Henri Langlois crée la Cinémathèque Française en 1936, et sauve ainsi des milliers de films de l’oubli et de la destruction. Par son travail acharné, passionné et passionnel, il constitue rapidement un fond cinématographique qui s’impose sur le plan mondial. Il rachète tout ce qu’il peut, et quand on lui demande de prêter un film de sa collection, il répond : « tu n’as qu’à aller au Louvre et demander qu’ils te prêtent la Joconde, tu verras ce qu’ils te répondront. »
Il organise des projections des chefs-d’œuvres du monde entier, et bientôt, Godard, Rivette, Truffaut, Rohmer, Chabrol… Tous les pères de la Nouvelle Vague se pressent à la Cinémathèque pour découvrir l’histoire du cinéma. Chabrol dit même de lui, avec humour, qu’il a inventé le premier multiplexe : le premier local de la Cinémathèque, Avenue de Messine, étant trop exigu, les projections se font au rez-de-chaussée, au premier étage et… dans l’escalier.

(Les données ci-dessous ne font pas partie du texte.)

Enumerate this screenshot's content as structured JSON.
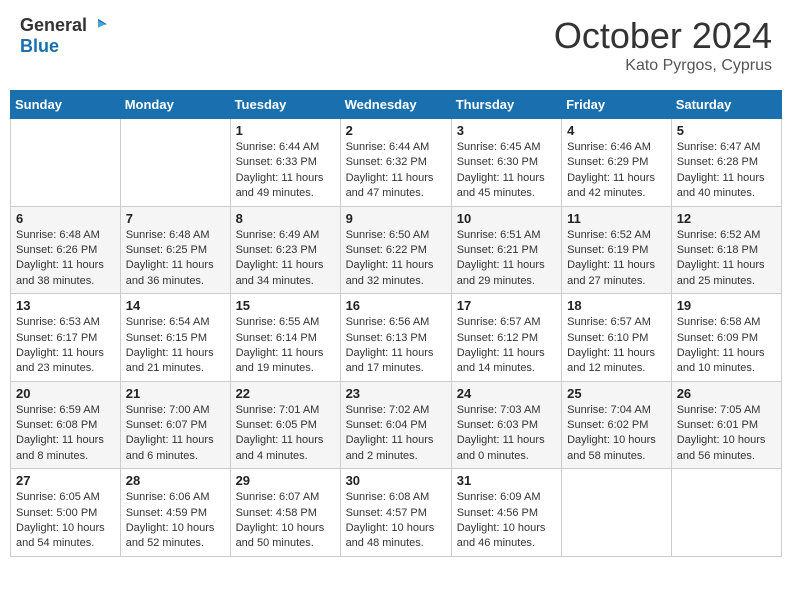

Début 1968, le ministère de la culture, dirigé par André Malraux, accuse Langlois de mauvaise gestion. Le gouvernement lui reproche d’être désordonné, de perdre des films…. Ce à quoi Franju répond : « Langlois n’est pas désordonné. Il a un sens scientifique du désordre ». Malraux tient bon, et évince Langlois de sa Cinémathèque en Février 1968. Le monde du cinéma se mobilise aussitôt pour le Père Fondateur, et obtient sa réintégration en moins de deux mois. C’est ce que l’on a appelé « l’affaire Langlois », qui fut en quelque sorte la répétition générale de Mai 68. C’est d’ailleurs à cette occasion qu’on voit pour la première fois Daniel Cohn-Bendit diriger des manifestations.
Ce portrait vaste et authentique, retrace l’épopée d’un homme et de l’institution qu’il a créée à travers de très nombreuses interviews originales, de multiples archives inédites avec Henri Langlois, des extraits de classiques du cinéma, ainsi que d’innombrables documents photographiques.
Ce personnage unique fut récompensé par Hollywood en 1974 où il reçut un Oscar pour son œuvre. Il meurt trois années plus tard, en 1977, sans téléphone ni électricité.